Put your ROI calculations into context by benchmarking against industry averages, best practices, and trade reports. Comparing your company to the industry leaders and competitors is the best way to determine whether or not you are achieving stellar results.
Prove that new resources have a positive impact on the bottom line
The CEO will be able to hear the constant cries of the marketer for more help when they reach this final and third step.
You do not just ask for another full-time worker but instead perform a “gap-analysis” based on facts to determine how much you will need to spend to reach your goals.
Gap analysis is where you can turn those pesky metrics of the process into a solid business case. You need to hire people with the appropriate skill sets to rework your opt-in and authentication processes if you only get 75% deliverability. How close would you be to your strategic goal if you closed that 20% gap?
You can also justify changes in strategy. Your thought-leadership email may encourage prospects to sign up for five demos a month, but your strategic goal is 25, so you present the costs and benefits associated with these changes. You may need to change your approach, increase the frequency of emails, or create a new email vehicle geared towards lifecycles to close the 20-demo hole. So, you should present all costs and benefits related to this change.

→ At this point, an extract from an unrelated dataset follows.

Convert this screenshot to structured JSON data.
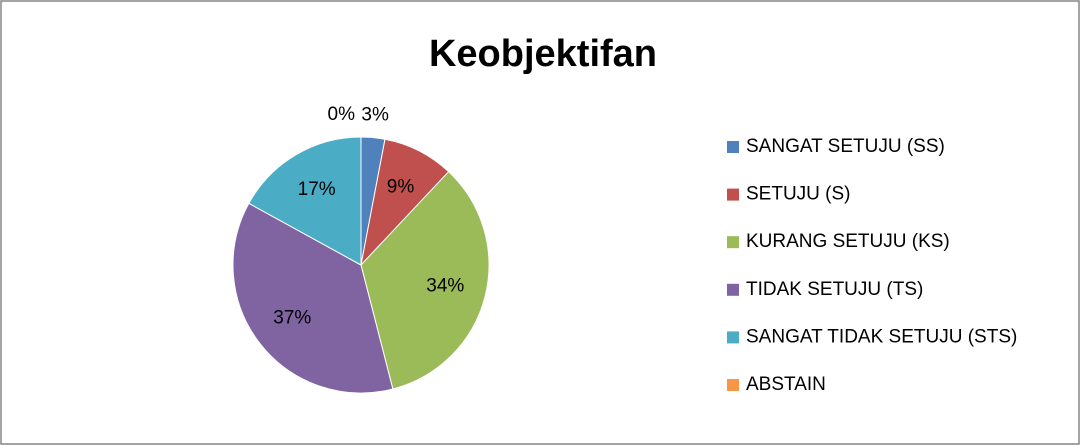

You must align your budgeting requests with the “resources-culture” in your organization. If your CEO is a fan of outsourcing, you might recommend that your company use an email marketing agency or your ESP.
When you put it all together, the result is a compelling business case:
Present the current situation: Spend $300,000 on email software, designers, and staffing.
Explain what is possible: We can generate revenue of $14 million if we invest $500,000.
Explain how you will close the gap — that tighter list segmentation, higher deliverability, and reduced list churn impact your strategic goals by either X% or Y$. It forces you to be conservative in your forecasts and convinces your CEO that you can accurately measure improvements and hold yourself responsible.